Sen. Diane Feinstein (D-CA) is very concerned about drones. In Senate Commerce Committee hearings Wednesday, Feinstein said that her concern about drones stems in part from personal experience. She said that there was a demonstration outside her house, and she went to the window to pull the curtain back, to find that “there was a drone right there at the window lookout out at me.”
Or, in, since she was indoors.
She continued, as captured by Politico: “Obviously the pilot of the drone had some surprise because the drone wheeled around and crashed, so I felt a little good about that.”
What was this protest, and what was this “drone”? Who would fly a “drone” outside her house, and why?
The Wire sleuthed a bit and found out that the protest was a Code Pink demo last June 15, antagonizing Feinstein for supporting the NSA. It’s a bit ironic that Feinstein has such a problem with drone aircraft when she supports the much more pervasive NSA’s electronic snooping. In video and photos of the protest, aircraft are indeed visible, flying around outside Feinstein’s house.
They look like this.
If that’s the helicopter that Feinstein says so concerned her, she can rest a little easier. It’s not a drone. It’s a HotEnergy toy radio controlled helicopter available on Amazon for less than $50. It’s built for indoor use, which means it can’t even fly very high. It has LED lights on it to make it look a little more spiffy. It is not equipped with a camera. So whether it was six inches or six miles from the senator, no one was using it to look into her windows or at her in any way.
Feinstein says it wheeled around and crashed when the pilot saw her. Having flown similar (though not pink) toy helos myself, there’s even a more likely and more mundane explanation for the crash. Those little things are bloody hard to control. They crash all the time. Fear of her probably didn’t cause anything. Those helos tend to be unstable, and the pilot just probably wasn’t any good at flying it. Or maybe a little breeze blew it into a shrub.
Being concerned about the use of drones in civilian airspace and for who knows what purposes is valid. But if Feinstein doesn’t figure out the difference between a drone — an expensive aircraft usually equipped with video cameras that is not actively piloted and guides itself via a combination of hazard avoidance systems, GPS, artificial intelligence and programmed input — and a little flying toy that costs less than $50, she will end up seeking to ban some perfectly harmless items just to make sure no one flies one anywhere near her ever again.

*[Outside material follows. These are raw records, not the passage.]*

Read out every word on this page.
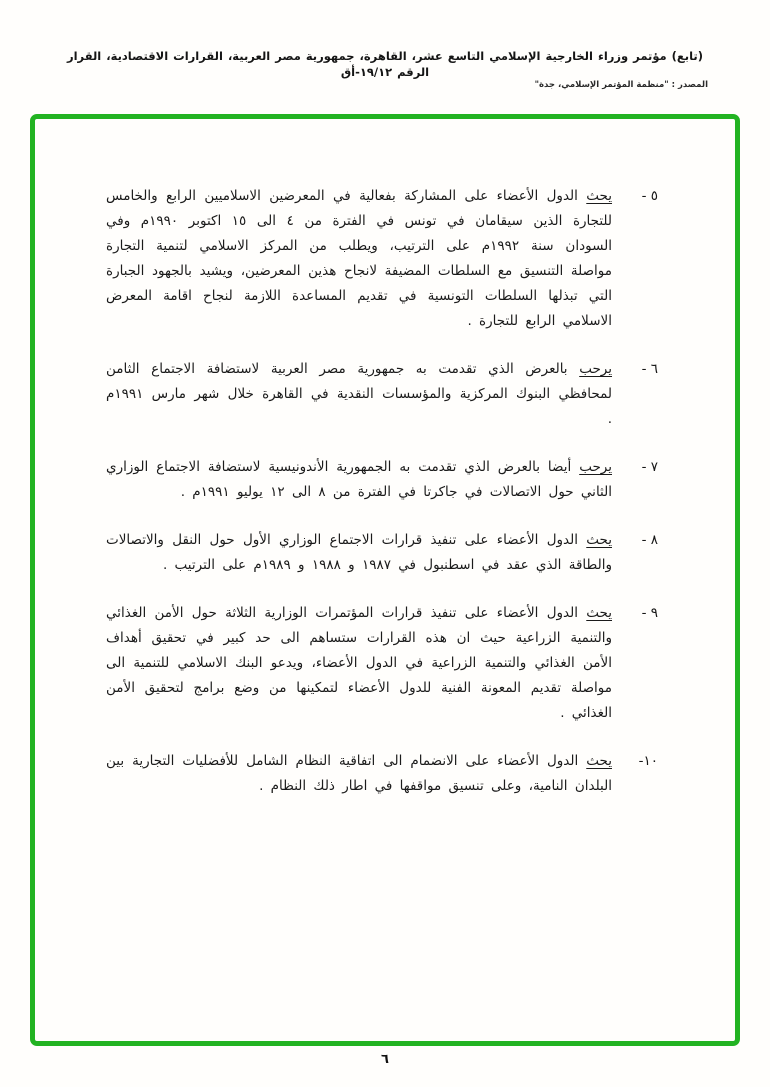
(تابع) مؤتمر وزراء الخارجية الإسلامي التاسع عشر، القاهرة، جمهورية مصر العربية، القرارات الاقتصادية، القرار الرقم ١٩/١٢-أق
المصدر : "منظمة المؤتمر الإسلامي، جدة"
٥ -
يحث الدول الأعضاء على المشاركة بفعالية في المعرضين الاسلاميين الرابع والخامس للتجارة الذين سيقامان في تونس في الفترة من ٤ الى ١٥ اكتوبر ١٩٩٠م وفي السودان سنة ١٩٩٢م على الترتيب، ويطلب من المركز الاسلامي لتنمية التجارة مواصلة التنسيق مع السلطات المضيفة لانجاح هذين المعرضين، ويشيد بالجهود الجبارة التي تبذلها السلطات التونسية في تقديم المساعدة اللازمة لنجاح اقامة المعرض الاسلامي الرابع للتجارة .
٦ -
يرحب بالعرض الذي تقدمت به جمهورية مصر العربية لاستضافة الاجتماع الثامن لمحافظي البنوك المركزية والمؤسسات النقدية في القاهرة خلال شهر مارس ١٩٩١م .
٧ -
يرحب أيضا بالعرض الذي تقدمت به الجمهورية الأندونيسية لاستضافة الاجتماع الوزاري الثاني حول الاتصالات في جاكرتا في الفترة من ٨ الى ١٢ يوليو ١٩٩١م .
٨ -
يحث الدول الأعضاء على تنفيذ قرارات الاجتماع الوزاري الأول حول النقل والاتصالات والطاقة الذي عقد في اسطنبول في ١٩٨٧ و ١٩٨٨ و ١٩٨٩م على الترتيب .
٩ -
يحث الدول الأعضاء على تنفيذ قرارات المؤتمرات الوزارية الثلاثة حول الأمن الغذائي والتنمية الزراعية حيث ان هذه القرارات ستساهم الى حد كبير في تحقيق أهداف الأمن الغذائي والتنمية الزراعية في الدول الأعضاء، ويدعو البنك الاسلامي للتنمية الى مواصلة تقديم المعونة الفنية للدول الأعضاء لتمكينها من وضع برامج لتحقيق الأمن الغذائي .
١٠-
يحث الدول الأعضاء على الانضمام الى اتفاقية النظام الشامل للأفضليات التجارية بين البلدان النامية، وعلى تنسيق مواقفها في اطار ذلك النظام .
٦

We could have yet another instance when an ignorant, egotistical politician tears through an entire mini-industry because they just can’t be bothered to figure out what they’re talking about before going on a legislative rampage.
According to Politico:
Feinstein said she is working on legislation with the Commerce Committee and urged senators to move swiftly to create “strong, binding enforceable privacy policies that govern drone operations … before the technology is upon us.”
Don’t let the fact slow you down…
Maybe the most ironic aspect of all this is that Feinstein chairs the Senate Intelligence Committee. Shouldn’t she know what a drone is and is not, just by virtue of holding that position?